Agreement and Plan of Merger
On August 10, 2020, Barings BDC, Inc., a Maryland corporation (“BBDC”), entered into an Agreement and Plan of Merger (the “Merger Agreement”) among MVC Capital, Inc., a Delaware corporation (“MVC”), Mustang Acquisition Sub, Inc., a Delaware corporation and wholly owned subsidiary of BBDC (“Acquisition Sub”), and Barings LLC, a Delaware limited liability company and investment adviser to BBDC (“Barings”). The Merger Agreement provides that, on the terms and subject to the conditions set forth in the Merger Agreement, Acquisition Sub will merge with and into MVC, with MVC continuing as the surviving company and as a wholly-owned subsidiary of BBDC (the “First Step”) and, immediately thereafter, MVC will merge with and into BBDC, with BBDC continuing as the surviving company (the “Second Step” and, together with the First Step, the “Merger”). The boards of directors of both BBDC and MVC, including all of the respective independent directors, have approved the Merger Agreement and the transactions contemplated therein. The parties to the Merger Agreement intend the Merger to be treated as a “reorganization” within the meaning of Section 368(a)(1)(A) of the Internal Revenue Code of 1986, as amended.
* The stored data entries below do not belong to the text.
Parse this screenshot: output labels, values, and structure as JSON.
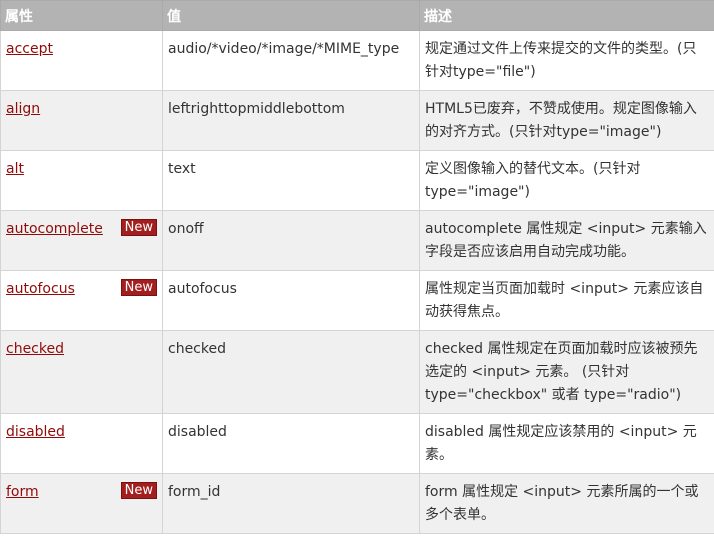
{
  "headers": {
    "attribute": "属性",
    "value": "值",
    "description": "描述"
  },
  "badge_label": "New",
  "rows": [
    {
      "attr": "accept",
      "value": "audio/*video/*image/*MIME_type",
      "desc": "规定通过文件上传来提交的文件的类型。(只针对type=\"file\")"
    },
    {
      "attr": "align",
      "value": "leftrighttopmiddlebottom",
      "desc": "HTML5已废弃，不赞成使用。规定图像输入的对齐方式。(只针对type=\"image\")"
    },
    {
      "attr": "alt",
      "value": "text",
      "desc": "定义图像输入的替代文本。(只针对type=\"image\")"
    },
    {
      "attr": "autocomplete",
      "value": "onoff",
      "desc": "autocomplete 属性规定 <input> 元素输入字段是否应该启用自动完成功能。"
    },
    {
      "attr": "autofocus",
      "value": "autofocus",
      "desc": "属性规定当页面加载时 <input> 元素应该自动获得焦点。"
    },
    {
      "attr": "checked",
      "value": "checked",
      "desc": "checked 属性规定在页面加载时应该被预先选定的 <input> 元素。 (只针对type=\"checkbox\" 或者 type=\"radio\")"
    },
    {
      "attr": "disabled",
      "value": "disabled",
      "desc": "disabled 属性规定应该禁用的 <input> 元素。"
    },
    {
      "attr": "form",
      "value": "form_id",
      "desc": "form 属性规定 <input> 元素所属的一个或多个表单。"
    }
  ]
}
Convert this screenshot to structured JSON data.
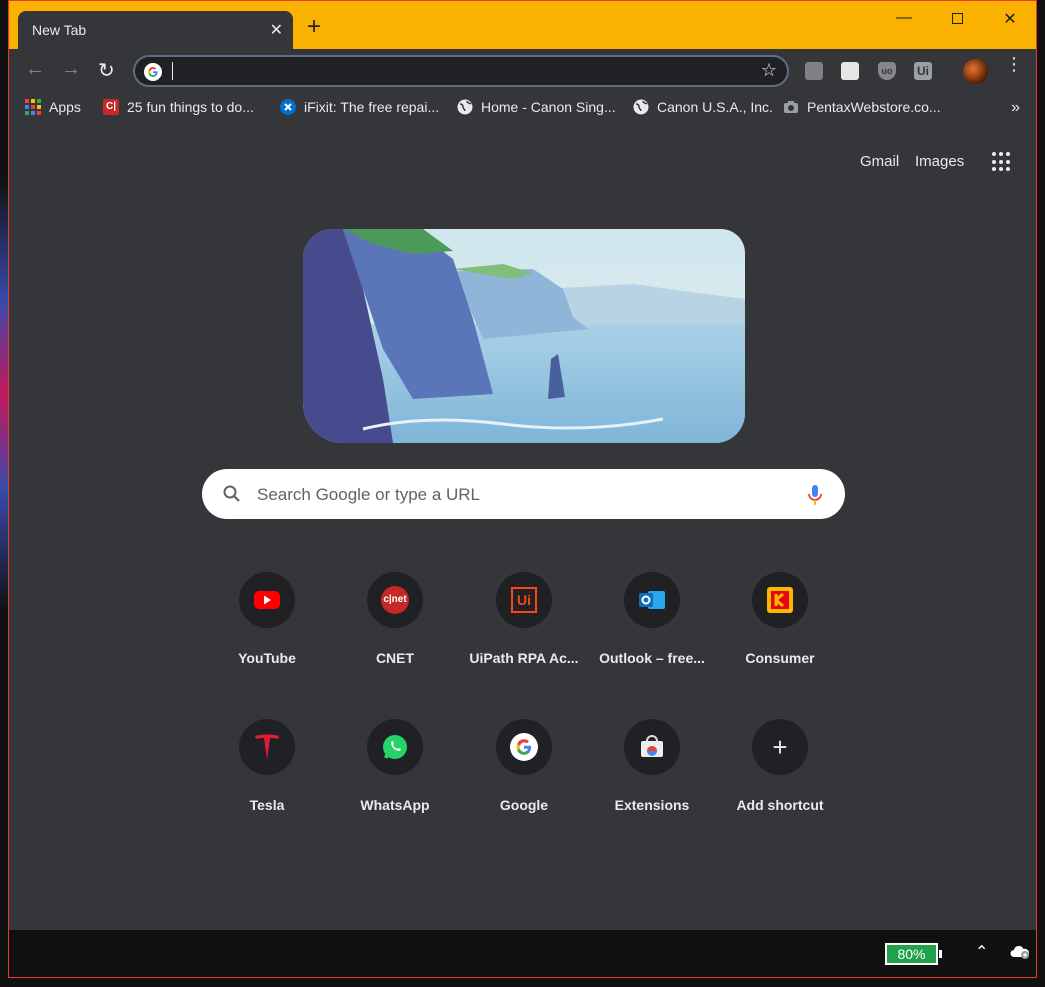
{
  "tab": {
    "title": "New Tab",
    "close_glyph": "✕",
    "new_glyph": "+"
  },
  "window_controls": {
    "minimize": "—",
    "close": "✕"
  },
  "toolbar": {
    "back_glyph": "←",
    "forward_glyph": "→",
    "reload_glyph": "↻",
    "omnibox_value": "",
    "star_glyph": "☆",
    "extensions": [
      "gray-extension-icon",
      "white-extension-icon",
      "ublock-origin-icon",
      "uipath-extension-icon"
    ],
    "ext3_text": "uo",
    "ext4_text": "Ui",
    "menu_glyph": "⋮"
  },
  "bookmarks": {
    "items": [
      {
        "label": "Apps",
        "icon": "apps-grid-icon"
      },
      {
        "label": "25 fun things to do...",
        "icon": "cnet-favicon"
      },
      {
        "label": "iFixit: The free repai...",
        "icon": "ifixit-favicon"
      },
      {
        "label": "Home - Canon Sing...",
        "icon": "globe-icon"
      },
      {
        "label": "Canon U.S.A., Inc.",
        "icon": "globe-icon"
      },
      {
        "label": "PentaxWebstore.co...",
        "icon": "camera-favicon"
      }
    ],
    "more_glyph": "»"
  },
  "main": {
    "gmail": "Gmail",
    "images": "Images",
    "search_placeholder": "Search Google or type a URL",
    "shortcuts": [
      {
        "label": "YouTube",
        "icon": "youtube-icon"
      },
      {
        "label": "CNET",
        "icon": "cnet-icon"
      },
      {
        "label": "UiPath RPA Ac...",
        "icon": "uipath-icon"
      },
      {
        "label": "Outlook – free...",
        "icon": "outlook-icon"
      },
      {
        "label": "Consumer",
        "icon": "kodak-icon"
      },
      {
        "label": "Tesla",
        "icon": "tesla-icon"
      },
      {
        "label": "WhatsApp",
        "icon": "whatsapp-icon"
      },
      {
        "label": "Google",
        "icon": "google-icon"
      },
      {
        "label": "Extensions",
        "icon": "chrome-web-store-icon"
      },
      {
        "label": "Add shortcut",
        "icon": "plus-icon"
      }
    ],
    "cnet_text": "c|net",
    "uipath_text": "Ui",
    "add_glyph": "+"
  },
  "taskbar": {
    "battery": "80%",
    "tray_up_glyph": "⌃"
  },
  "colors": {
    "titlebar": "#fbb100",
    "background": "#35363a",
    "accent": "#8ab4f8"
  }
}
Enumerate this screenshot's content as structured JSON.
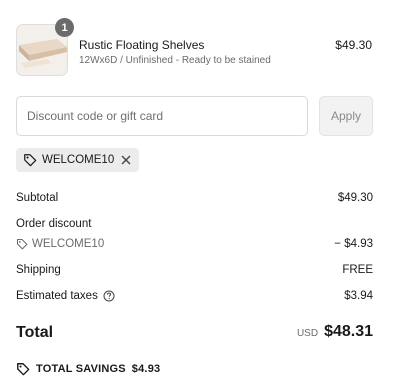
{
  "cart_item": {
    "quantity": "1",
    "name": "Rustic Floating Shelves",
    "variant": "12Wx6D / Unfinished - Ready to be stained",
    "price": "$49.30",
    "image_icon": "wood-shelf-image"
  },
  "discount": {
    "placeholder": "Discount code or gift card",
    "value": "",
    "apply_label": "Apply",
    "applied_code": "WELCOME10"
  },
  "summary": {
    "subtotal_label": "Subtotal",
    "subtotal_value": "$49.30",
    "order_discount_label": "Order discount",
    "discount_code": "WELCOME10",
    "discount_value": "− $4.93",
    "shipping_label": "Shipping",
    "shipping_value": "FREE",
    "taxes_label": "Estimated taxes",
    "taxes_value": "$3.94",
    "total_label": "Total",
    "currency": "USD",
    "total_value": "$48.31",
    "savings_label": "TOTAL SAVINGS",
    "savings_value": "$4.93"
  },
  "colors": {
    "text": "#1a1a1a",
    "muted": "#6b6b6b",
    "chip_bg": "#ececec",
    "badge_bg": "#6b6b6b",
    "button_bg": "#f2f2f2"
  }
}
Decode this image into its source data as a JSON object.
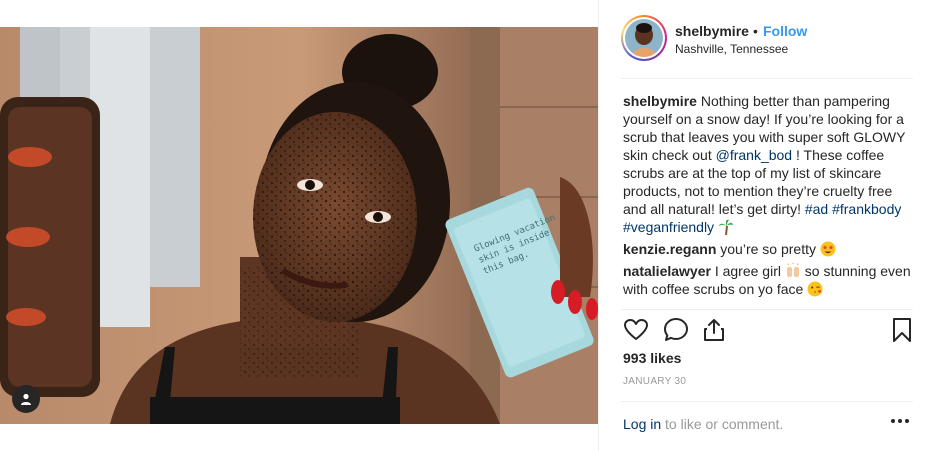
{
  "post": {
    "author": {
      "username": "shelbymire",
      "separator": "•",
      "follow_label": "Follow",
      "location": "Nashville, Tennessee"
    },
    "caption": {
      "username": "shelbymire",
      "text_before_mention": "Nothing better than pampering yourself on a snow day! If you’re looking for a scrub that leaves you with super soft GLOWY skin check out",
      "mention": "@frank_bod",
      "text_after_mention": "! These coffee scrubs are at the top of my list of skincare products, not to mention they’re cruelty free and all natural! let’s get dirty!",
      "hashtags": [
        "#ad",
        "#frankbody",
        "#veganfriendly"
      ],
      "trailing_emoji": "palm-tree-emoji"
    },
    "comments": [
      {
        "username": "kenzie.regann",
        "text": "you’re so pretty",
        "emoji": "star-struck-emoji"
      },
      {
        "username": "natalielawyer",
        "text_before_emoji": "I agree girl",
        "emoji": "raised-hands-emoji",
        "text_after_emoji": "so stunning even with coffee scrubs on yo face",
        "trailing_emoji": "kissing-heart-emoji"
      }
    ],
    "likes_text": "993 likes",
    "date_text": "JANUARY 30",
    "footer": {
      "login_label": "Log in",
      "suffix_text": "to like or comment."
    },
    "icons": {
      "like": "heart-icon",
      "comment": "comment-icon",
      "share": "share-icon",
      "save": "bookmark-icon",
      "more": "more-options-icon",
      "user_tag": "user-tag-icon"
    },
    "colors": {
      "follow": "#3897f0",
      "link": "#003569",
      "muted": "#999999",
      "text": "#262626"
    }
  }
}
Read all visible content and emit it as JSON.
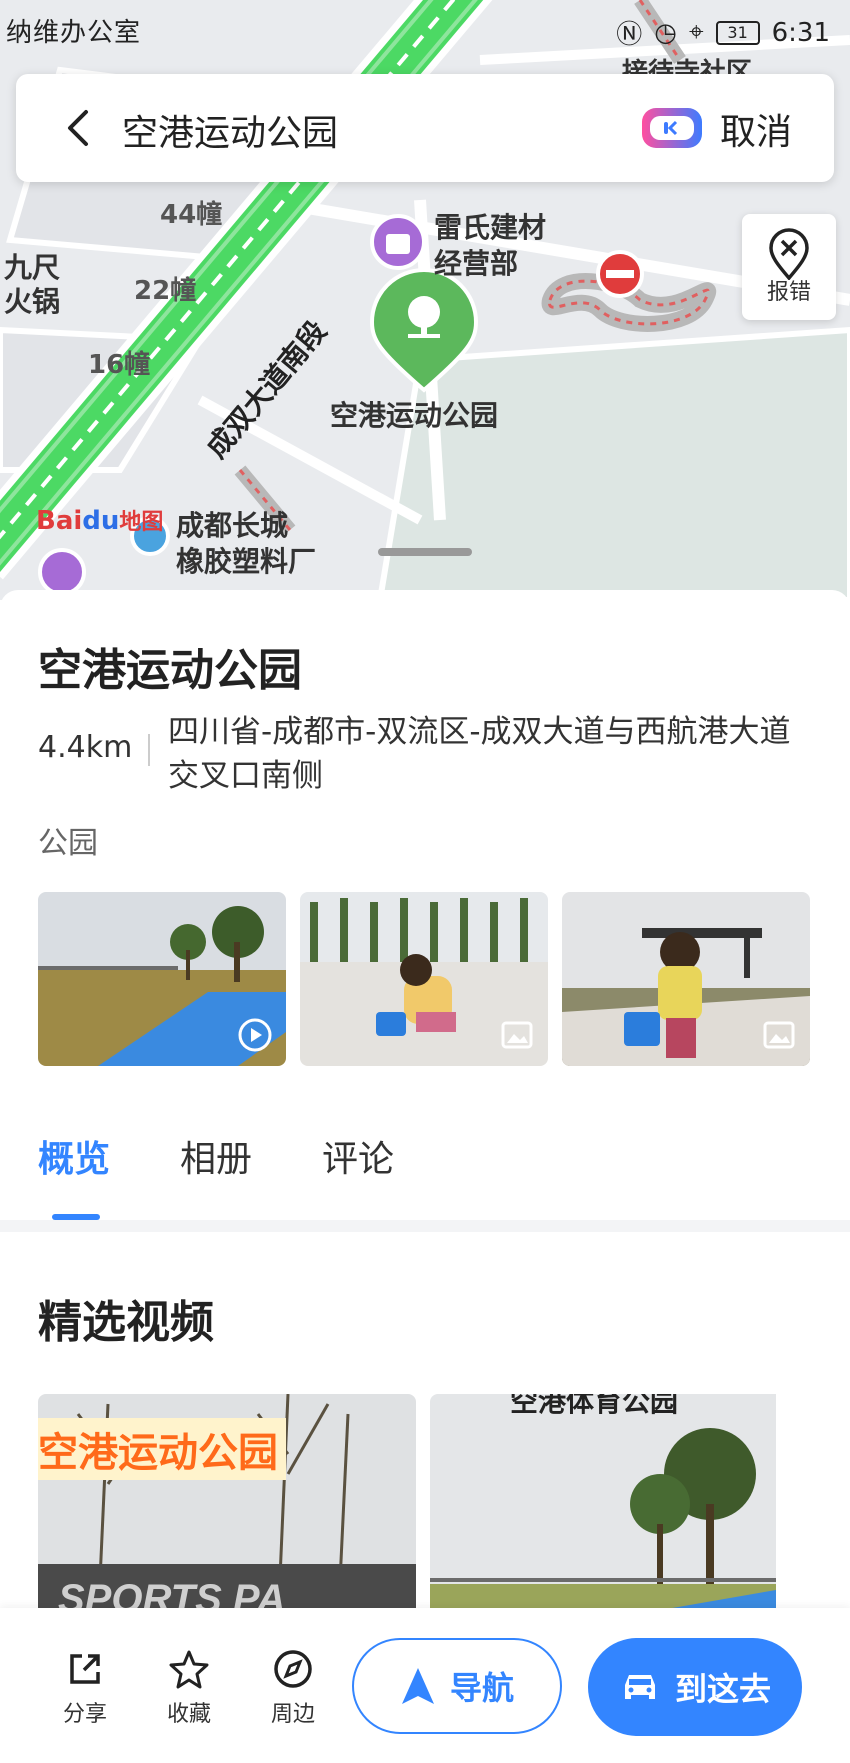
{
  "status_bar": {
    "left_text": "纳维办公室",
    "time": "6:31",
    "battery": "31"
  },
  "search": {
    "query": "空港运动公园",
    "cancel_label": "取消"
  },
  "map": {
    "report_label": "报错",
    "labels": {
      "building_44": "44幢",
      "building_22": "22幢",
      "building_16": "16幢",
      "poi_left_1": "九尺",
      "poi_left_2": "火锅",
      "poi_store_1": "雷氏建材",
      "poi_store_2": "经营部",
      "marker_name": "空港运动公园",
      "road": "成双大道南段",
      "factory_1": "成都长城",
      "factory_2": "橡胶塑料厂",
      "community": "接待寺社区"
    },
    "logo_text": "Bai地图"
  },
  "place": {
    "name": "空港运动公园",
    "distance": "4.4km",
    "address": "四川省-成都市-双流区-成双大道与西航港大道交叉口南侧",
    "category": "公园"
  },
  "tabs": [
    {
      "label": "概览",
      "active": true
    },
    {
      "label": "相册",
      "active": false
    },
    {
      "label": "评论",
      "active": false
    }
  ],
  "featured": {
    "title": "精选视频",
    "video1_overlay": "空港运动公园",
    "video2_caption": "空港体育公园"
  },
  "bottom_bar": {
    "share_label": "分享",
    "favorite_label": "收藏",
    "nearby_label": "周边",
    "navigate_label": "导航",
    "go_label": "到这去"
  },
  "colors": {
    "accent": "#3385ff",
    "map_bg": "#e9ebee",
    "road_green": "#4cd964",
    "marker_green": "#5cb85c"
  }
}
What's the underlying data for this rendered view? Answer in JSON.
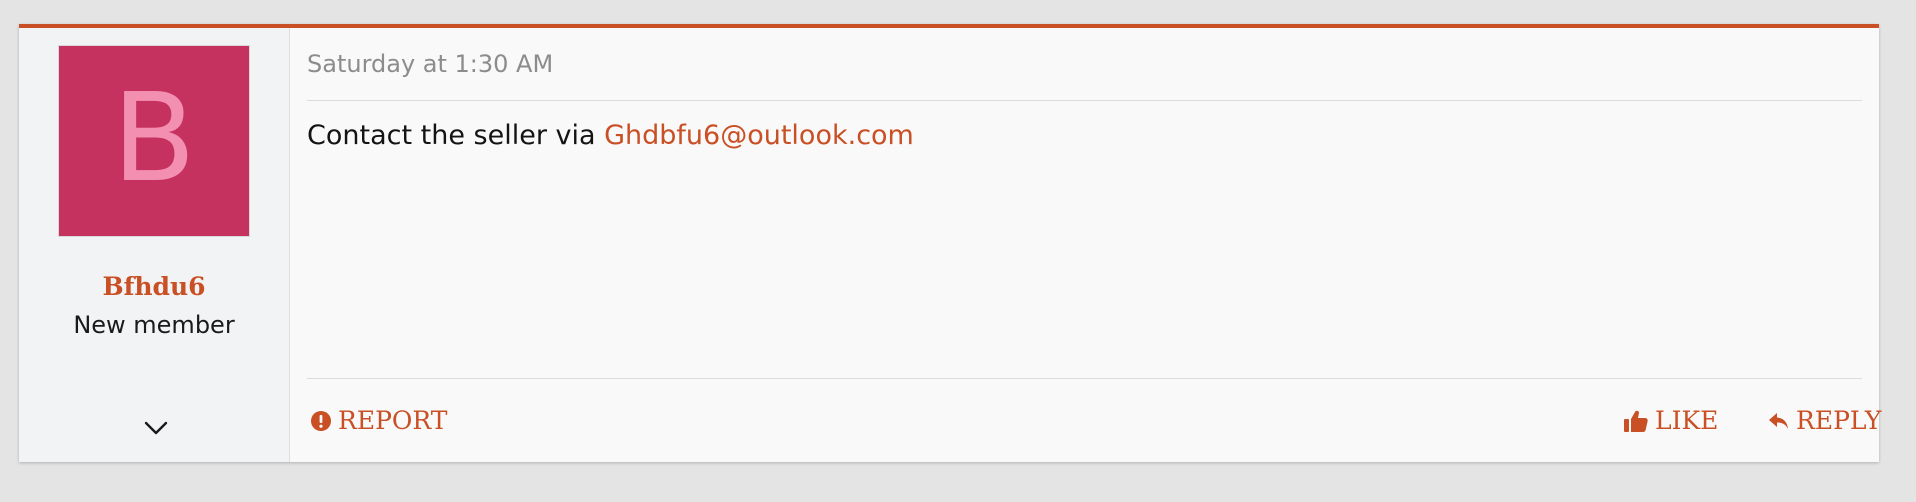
{
  "post": {
    "author": {
      "avatar_letter": "B",
      "avatar_bg_color": "#c6325f",
      "avatar_letter_color": "#f38fb1",
      "username": "Bfhdu6",
      "user_title": "New member",
      "expand_icon": "chevron-down-icon"
    },
    "date": "Saturday at 1:30 AM",
    "message": {
      "prefix": "Contact the seller via ",
      "email": "Ghdbfu6@outlook.com"
    },
    "actions": {
      "report_label": "REPORT",
      "report_icon": "exclamation-circle-icon",
      "like_label": "LIKE",
      "like_icon": "thumbs-up-icon",
      "reply_label": "REPLY",
      "reply_icon": "reply-arrow-icon"
    },
    "accent_color": "#c94f25"
  }
}
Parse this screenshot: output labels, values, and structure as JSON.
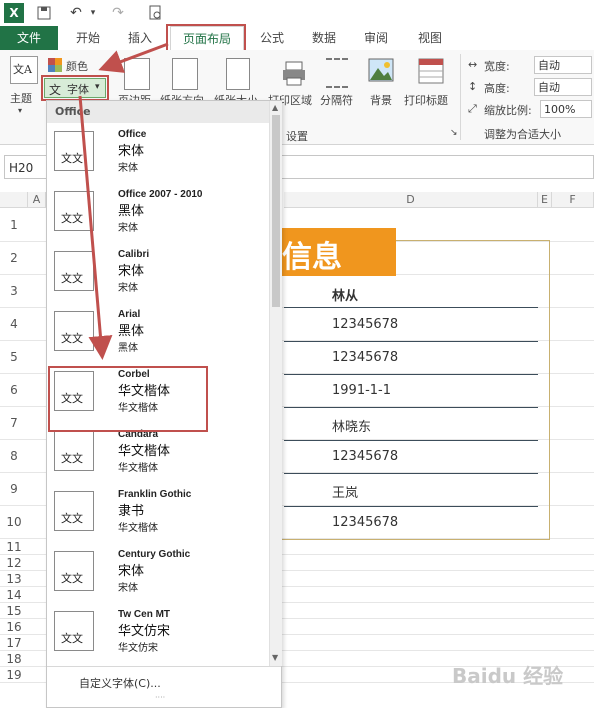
{
  "quick_access": {
    "app_icon": "X",
    "undo_icon": "↶",
    "redo_icon": "↷"
  },
  "tabs": [
    "文件",
    "开始",
    "插入",
    "页面布局",
    "公式",
    "数据",
    "审阅",
    "视图"
  ],
  "ribbon": {
    "themes_label": "主题",
    "colors_label": "颜色",
    "fonts_label": "字体",
    "margins_label": "页边距",
    "orientation_label": "纸张方向",
    "size_label": "纸张大小",
    "print_area_label": "打印区域",
    "breaks_label": "分隔符",
    "background_label": "背景",
    "print_titles_label": "打印标题",
    "page_setup_group": "设置",
    "width_label": "宽度:",
    "width_value": "自动",
    "height_label": "高度:",
    "height_value": "自动",
    "scale_label": "缩放比例:",
    "scale_value": "100%",
    "scale_group": "调整为合适大小"
  },
  "name_box": "H20",
  "columns": [
    "A",
    "D",
    "E",
    "F"
  ],
  "rows": [
    "1",
    "2",
    "3",
    "4",
    "5",
    "6",
    "7",
    "8",
    "9",
    "10",
    "11",
    "12",
    "13",
    "14",
    "15",
    "16",
    "17",
    "18",
    "19"
  ],
  "sheet": {
    "banner_text": "信息",
    "header": "林从",
    "values": [
      "12345678",
      "12345678",
      "1991-1-1",
      "林晓东",
      "12345678",
      "王岚",
      "12345678"
    ]
  },
  "dropdown": {
    "section_title": "Office",
    "themes": [
      {
        "name": "Office",
        "major": "宋体",
        "minor": "宋体"
      },
      {
        "name": "Office 2007 - 2010",
        "major": "黑体",
        "minor": "宋体"
      },
      {
        "name": "Calibri",
        "major": "宋体",
        "minor": "宋体"
      },
      {
        "name": "Arial",
        "major": "黑体",
        "minor": "黑体"
      },
      {
        "name": "Corbel",
        "major": "华文楷体",
        "minor": "华文楷体"
      },
      {
        "name": "Candara",
        "major": "华文楷体",
        "minor": "华文楷体"
      },
      {
        "name": "Franklin Gothic",
        "major": "隶书",
        "minor": "华文楷体"
      },
      {
        "name": "Century Gothic",
        "major": "宋体",
        "minor": "宋体"
      },
      {
        "name": "Tw Cen MT",
        "major": "华文仿宋",
        "minor": "华文仿宋"
      }
    ],
    "thumb_text": "文文",
    "custom_fonts": "自定义字体(C)..."
  },
  "watermark": "Baidu 经验",
  "colors": {
    "excel_green": "#217346",
    "highlight_red": "#c0504d",
    "banner_orange": "#f0961e"
  }
}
In the First Step, each share of MVC common stock issued and outstanding immediately prior to the effective time of the First Step (excluding any shares cancelled pursuant to the Merger Agreement) will be converted into the right to receive (i) $0.39492 per share in cash, without interest, from Barings (such amount of cash, the “Cash Consideration”) and (ii) 0.94024 (such ratio, as may be adjusted pursuant to the Merger Agreement, the “Exchange Ratio”) of a validly issued, fully paid and non-assessable share of BBDC common stock, par value $0.001 per share (the “Share Consideration” and together with the Cash Consideration, the “Merger Consideration”). Pursuant to the Merger Agreement, total value of the consideration to be received by MVC stockholders at closing is subject to adjustment as set forth in the Merger Agreement and may be different than the estimated total consideration described herein depending on a number of factors, including the number of outstanding shares of BBDC and MVC common stock, the payment of tax dividends by MVC, undistributed investment company taxable income and undistributed net capital gains of MVC and changes of the Euro-to-U.S. dollar exchange rate relating to certain of MVC’s investments between April 30, 2020 and the closing date.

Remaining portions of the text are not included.